Part of the course will expose U.Va. students to contemporary Mayans' struggles for human rights in the last decades of the 20th century. They will read excerpts of books and articles, including Nobel Peace Prize winner Rigoberta Menchu's testimonial biography about Mayan involvement in Guatemala's civil war, which lasted from about 1960 until 1996. That year, a peace accord was made between the guerrillas and the government, negotiated by the United Nations. They will also learn about the 1994 Zapatista uprising in the Mexican state of Chiapas.

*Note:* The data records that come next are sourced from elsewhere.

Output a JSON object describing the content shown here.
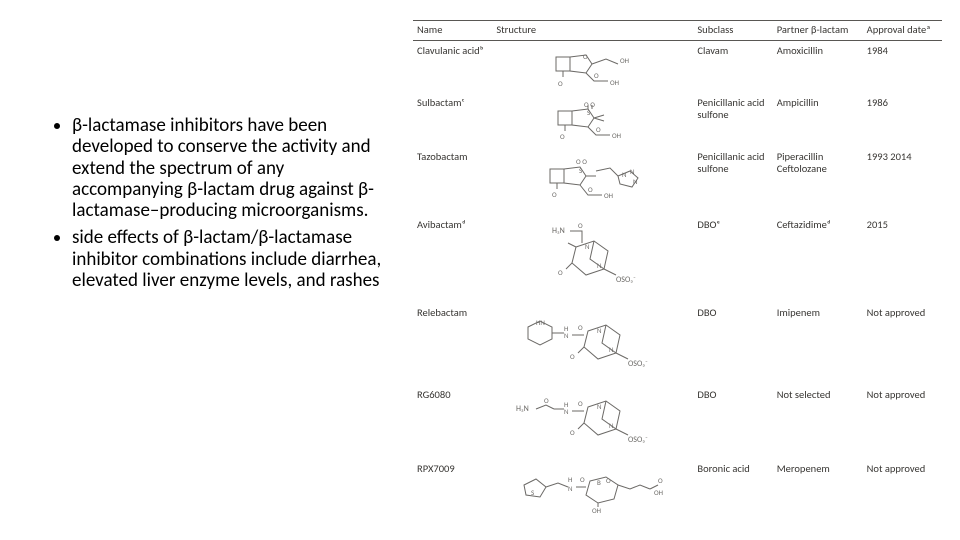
{
  "bullets": [
    "β-lactamase inhibitors have been developed to conserve the activity and extend the spectrum of any accompanying β-lactam drug against β-lactamase–producing microorganisms.",
    "side effects of β-lactam/β-lactamase inhibitor combinations include diarrhea, elevated liver enzyme levels, and rashes"
  ],
  "table": {
    "headers": {
      "name": "Name",
      "structure": "Structure",
      "subclass": "Subclass",
      "partner": "Partner β-lactam",
      "approval": "Approval dateª"
    },
    "rows": [
      {
        "name": "Clavulanic acidᵇ",
        "subclass": "Clavam",
        "partner": "Amoxicillin",
        "approval": "1984",
        "struct_h": 44
      },
      {
        "name": "Sulbactamᶜ",
        "subclass": "Penicillanic acid sulfone",
        "partner": "Ampicillin",
        "approval": "1986",
        "struct_h": 46
      },
      {
        "name": "Tazobactam",
        "subclass": "Penicillanic acid sulfone",
        "partner": "Piperacillin Ceftolozane",
        "approval": "1993 2014",
        "struct_h": 60
      },
      {
        "name": "Avibactamᵈ",
        "subclass": "DBOᵉ",
        "partner": "Ceftazidimeᵈ",
        "approval": "2015",
        "struct_h": 80
      },
      {
        "name": "Relebactam",
        "subclass": "DBO",
        "partner": "Imipenem",
        "approval": "Not approved",
        "struct_h": 74
      },
      {
        "name": "RG6080",
        "subclass": "DBO",
        "partner": "Not selected",
        "approval": "Not approved",
        "struct_h": 66
      },
      {
        "name": "RPX7009",
        "subclass": "Boronic acid",
        "partner": "Meropenem",
        "approval": "Not approved",
        "struct_h": 50
      }
    ]
  },
  "style": {
    "text_color": "#000000",
    "table_text_color": "#393734",
    "table_rule_color": "#595754",
    "struct_stroke": "#6b6966",
    "bullet_fontsize": 19,
    "table_fontsize": 10.5
  }
}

"Besides learning about the calendar, I have learned how the Mayans' basic techniques in agriculture, communication and mathematics have laid some of the foundations of modern society," said Jaleesa Webster, a third-year student majoring in cognitive science with a minor in anthropology and one of the 13 students attending the daily 8 a.m. class. "This is a great class that, like most anthropology classes at U.Va., assists in giving an individual a more rounded view of non-Western societies."
For the Maya today, the 2012 apocalypse forecast is simply not part of their lives, Rodriguez said. She and Lopez lived in the village of Tila in Chiapas, with one of the Maya groups that lives there, the Chol. She studies how they think and talk about time and how the grammatical categories used to express time are reflected in their gestures, she said.
The Maya still deal with conflicts between traditional systems of communal land use, and market-oriented policies of land property. Land tenure is still one of the key areas of social and political conflict in Chiapas, Lopez said.
Clues about the Mayan prediction of the apocalypse, which has captivated U.S. popular culture, are mostly based on only one of thousands of monuments on which messages were carved, the Tortuguero monument. The right-side edges of the inscription are rubbed away, making it impossible to translate it completely, but the ending referred to is the end of the 13th "baktun," with each "baktun" equaling 400 Mayan years.
That hasn't stopped a "New Age" industry, commercials and films from springing up and using the 2012 apocalypse to sell their products.
Said Sam Early, a transfer student who is changing his major to anthropology, "A resounding theme is how we misrepresent other cultures in our media. We tend to see them as exotic and alien, with one or two archetypes defining all their citizens. In this class, we're given information and analyses that open our eyes to the diversity and depth that this civilization has."